I was 21 when I boarded a plane and flew more than 18,000 kilometres, away from everything I knew and everyone I loved.
I was 21 when I walked through the gates of Auckland Airport with a pillow in my arms and a teddy bear strapped to my backpack.
I was 21 when I innocently and naïvely ventured out on my own to do something amazing and terrifying.
I arrived home at 22 a new person, with a camera full of photos and a head full of stories.
Obviously I didn’t know Grace Millane – if you’d mentioned her name to me two weeks ago I would have given you a blank stare. But with her story spreading across the world over the last week or two, something about it has been bugging me.
It wasn’t that she had gone missing, or had been murdered – as tragic as those scenarios are – it was that I was Grace Millane three years ago.
I had always lived with my family in rural Auckland, I’d never spent more than two nights alone, and I had absolutely no life experience. I didn’t know anything about international transfers, how to avoid being pick-pocketed or what to do if someone tried to take me down a dark alley – I was completely naïve.

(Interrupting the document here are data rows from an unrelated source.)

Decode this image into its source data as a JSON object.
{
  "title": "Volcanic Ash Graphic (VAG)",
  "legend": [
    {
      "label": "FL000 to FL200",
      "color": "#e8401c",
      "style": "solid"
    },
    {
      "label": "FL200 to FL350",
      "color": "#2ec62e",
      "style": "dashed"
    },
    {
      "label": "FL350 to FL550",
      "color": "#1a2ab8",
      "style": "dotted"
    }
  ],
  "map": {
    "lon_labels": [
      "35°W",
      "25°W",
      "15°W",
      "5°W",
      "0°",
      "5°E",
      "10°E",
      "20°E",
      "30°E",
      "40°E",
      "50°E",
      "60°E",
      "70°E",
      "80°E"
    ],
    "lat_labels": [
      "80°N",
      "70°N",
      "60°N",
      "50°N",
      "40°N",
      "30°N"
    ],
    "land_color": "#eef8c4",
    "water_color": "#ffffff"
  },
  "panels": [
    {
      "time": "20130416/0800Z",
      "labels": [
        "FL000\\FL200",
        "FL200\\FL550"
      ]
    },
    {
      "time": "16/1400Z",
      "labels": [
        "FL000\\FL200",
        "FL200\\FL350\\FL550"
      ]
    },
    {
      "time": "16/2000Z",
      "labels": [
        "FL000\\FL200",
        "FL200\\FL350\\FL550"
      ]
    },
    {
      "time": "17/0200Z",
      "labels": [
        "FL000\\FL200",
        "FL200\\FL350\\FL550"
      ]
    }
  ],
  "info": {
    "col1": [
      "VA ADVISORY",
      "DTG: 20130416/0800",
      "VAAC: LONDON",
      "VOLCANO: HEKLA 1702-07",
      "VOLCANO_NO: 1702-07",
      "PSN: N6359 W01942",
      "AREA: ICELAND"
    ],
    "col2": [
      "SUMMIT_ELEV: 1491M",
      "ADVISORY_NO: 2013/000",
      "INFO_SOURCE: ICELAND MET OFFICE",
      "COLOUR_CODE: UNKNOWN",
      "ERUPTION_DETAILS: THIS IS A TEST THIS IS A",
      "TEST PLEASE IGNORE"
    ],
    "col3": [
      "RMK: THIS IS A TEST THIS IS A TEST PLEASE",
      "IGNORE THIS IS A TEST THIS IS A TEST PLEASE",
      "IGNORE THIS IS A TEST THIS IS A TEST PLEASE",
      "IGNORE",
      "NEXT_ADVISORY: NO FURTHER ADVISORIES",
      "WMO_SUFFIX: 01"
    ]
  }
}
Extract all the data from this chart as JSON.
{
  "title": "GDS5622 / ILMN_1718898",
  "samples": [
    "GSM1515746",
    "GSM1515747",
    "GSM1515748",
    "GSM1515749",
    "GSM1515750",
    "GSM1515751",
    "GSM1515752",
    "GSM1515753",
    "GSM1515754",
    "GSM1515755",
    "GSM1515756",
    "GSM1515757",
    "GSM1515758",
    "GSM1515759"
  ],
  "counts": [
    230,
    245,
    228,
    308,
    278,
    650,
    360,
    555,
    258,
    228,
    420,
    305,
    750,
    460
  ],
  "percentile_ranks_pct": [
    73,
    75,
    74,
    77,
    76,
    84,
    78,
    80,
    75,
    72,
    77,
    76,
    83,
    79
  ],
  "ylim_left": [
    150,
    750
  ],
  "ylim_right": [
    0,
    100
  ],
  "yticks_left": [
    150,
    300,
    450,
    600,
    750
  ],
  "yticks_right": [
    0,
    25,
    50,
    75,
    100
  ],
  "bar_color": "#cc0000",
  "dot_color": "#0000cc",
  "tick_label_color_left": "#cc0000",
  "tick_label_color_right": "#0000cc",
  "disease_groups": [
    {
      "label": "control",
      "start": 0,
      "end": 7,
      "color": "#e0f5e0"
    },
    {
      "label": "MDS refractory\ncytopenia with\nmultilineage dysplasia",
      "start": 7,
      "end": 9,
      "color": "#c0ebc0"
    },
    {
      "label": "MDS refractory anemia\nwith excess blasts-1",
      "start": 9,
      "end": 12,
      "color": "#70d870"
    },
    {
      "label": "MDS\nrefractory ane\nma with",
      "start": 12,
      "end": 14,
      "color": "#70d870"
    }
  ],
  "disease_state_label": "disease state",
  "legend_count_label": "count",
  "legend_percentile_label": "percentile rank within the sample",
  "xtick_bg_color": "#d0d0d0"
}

But traveling alone through Western Europe, Scandinavia and Russia, my biggest and most real concerns were having my passport stolen or losing my wallet. I was kitted up with all the gear – hidden money belts, RFID protector sleeves for my credit cards and passport, apps that converted currency and language, locks and keys and straps for my suitcases and insurance to protect me from injury, illness, and lost items. I took precautions to try and protect myself and my belongings.
At no point did I worry about being kidnapped, raped, murdered or harmed.

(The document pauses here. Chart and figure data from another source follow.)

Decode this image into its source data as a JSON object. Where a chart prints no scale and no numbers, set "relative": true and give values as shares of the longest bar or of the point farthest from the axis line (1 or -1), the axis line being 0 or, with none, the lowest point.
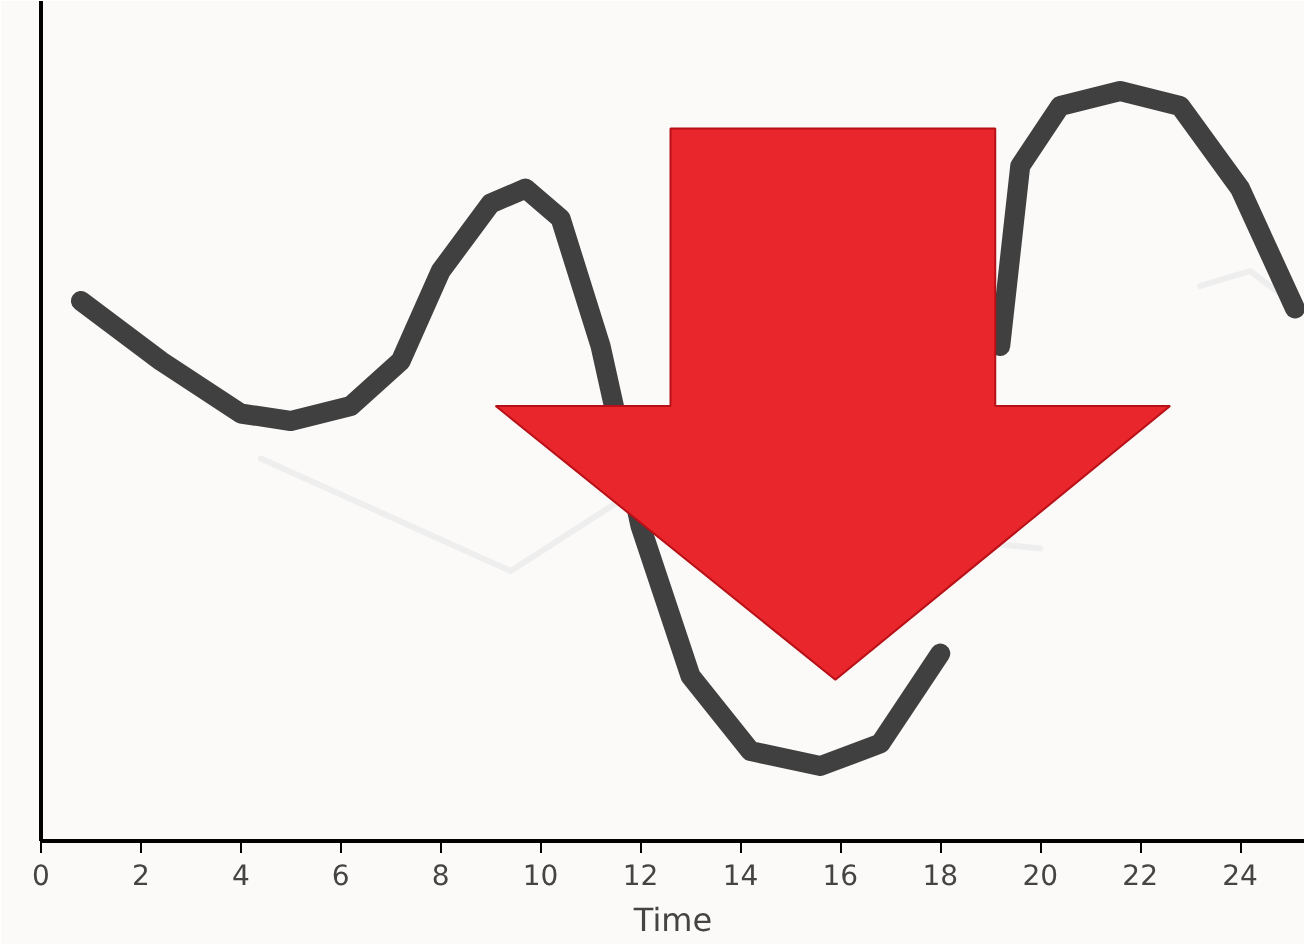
{
  "chart_data": {
    "type": "line",
    "xlabel": "Time",
    "relative": true,
    "xlim": [
      0,
      25.3
    ],
    "xticks": [
      0,
      2,
      4,
      6,
      8,
      10,
      12,
      14,
      16,
      18,
      20,
      22,
      24
    ],
    "grid": false,
    "marker": "none",
    "line_style": "solid",
    "series": [
      {
        "color": "#eeeeee",
        "x": [
          4.4,
          9.4,
          11.5,
          20,
          21.6,
          23.2,
          24.2,
          25.2
        ],
        "values": [
          0.51,
          0.36,
          0.45,
          0.39,
          null,
          0.74,
          0.76,
          0.71
        ]
      },
      {
        "color": "#404040",
        "x": [
          0.8,
          2.4,
          4,
          5,
          6.2,
          7.2,
          8,
          9,
          9.7,
          10.4,
          11.2,
          12,
          13,
          14.2,
          15.6,
          16.8,
          18,
          18.8,
          19.2,
          19.6,
          20.4,
          21.6,
          22.8,
          24,
          25.1
        ],
        "values": [
          0.72,
          0.64,
          0.57,
          0.56,
          0.58,
          0.64,
          0.76,
          0.85,
          0.87,
          0.83,
          0.66,
          0.42,
          0.22,
          0.12,
          0.1,
          0.13,
          0.25,
          null,
          0.66,
          0.9,
          0.98,
          1.0,
          0.98,
          0.87,
          0.71
        ]
      }
    ]
  }
}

Maybe that’s my fault for being naïve and traveling alone, but maybe that just reflects my upbringing in a country where, if you are aware and careful, these things don’t naturally cross your mind.
As Jacinda Ardern said, Grace should have been safe here and she wasn’t. I went from Auckland to London and had no issues, no worries and felt no danger. Grace came from Essex and died in Auckland, and that’s not fair.
I came home to my family with a suitcase filled with presents. I spent hours forcing them to sit down and listen to my stories and flick through my photos.
Grace and her family won’t have the same opportunity – sitting around listening to her stories, the nights she spent partying and socialising, the money she won (or lost) at the casino; she won’t see her friends and tell them about the cute boys she saw, or the exotic food she ate, or the gorgeous scenery she captured.
She won’t fill her Instagram with new art from her trip, her Facebook with amazing photos, or her journal with memories.
I celebrated my 22nd birthday in Helsinki, Finland.
I remember because I played Taylor Swift’s ‘22’ on repeat and I cried myself to sleep because I missed my family so much.
But even then, at no point did I consider that I might not make it home.
If she did meet her alleged killer through a dating app, who cares?
That doesn’t make it her fault, it doesn’t make it right for someone to murder her, and it shouldn’t matter.
It doesn’t make a difference how many Kiwis apologise to Grace’s family.
It doesn’t bring her back and it doesn’t change what happened. Adding my apology to the list only shows that I am sorry that Grace won’t make it home and that someone made a terrible decision.
But I am sorry that my country wasn’t able to protect Grace the same way her country protected me. I’m sorry that she wasn’t able to safely walk New Zealand’s streets the way I was able to safely walk along streets and through parks in London.
I’m sorry that one person has let down not only a family, but a nation, a world, and budding travellers en masse.
I know there are many, many more prolific writers and columnists writing about Grace at the moment, and many writers with more insight and wiser words than me, but I couldn’t ignore the parallels in our stories.
She should have been able to travel here safely, and leave here with memories, photos, souvenirs and stories.
I hope Grace’s story doesn’t put young women off traveling and seeing the world.
There are plenty of amazing, life-changing experiences I had when I packed my bags and travelled alone. I left as one person and I came back inspired, enlightened and full to the brim with wanderlust.
But I do hope it changes the conversations around solo travel. Women – and any traveller – should be aware of the dangers, and take measures to protect themselves, but everyone should also be able to help keep them safe. Nobody – man or woman – should have to feel unsafe traveling. And nobody – man or woman – should ever feel like they have the right to take a life.
As a worldwide community, and as a nation, we should be banding together and encouraging people to get out there. Don’t sit still and let the world pass you by.
To Grace, I know how much adrenaline would have been pumping in your veins when you boarded your plane. I know how excited you would have been, how you would have planned out what you were going to do in each city you visited, how you would have been enthusiastically sending photos back home to try and share these experiences with your family, how much you would have missed them and how you would have been so excited to get home and kiss your mum’s cheek, hug your dad and joke with your brother.
I know how nervous you would have been to leave everyone you love and everything you know to get out there, see the world and do something that matters. I was you in 2015, and today Facebook reminded me that I was packing my bags and getting ready to fly home this time three years ago.
Grace, I am truly sorry for what happened to you, but I also thank you for having the courage to travel solo.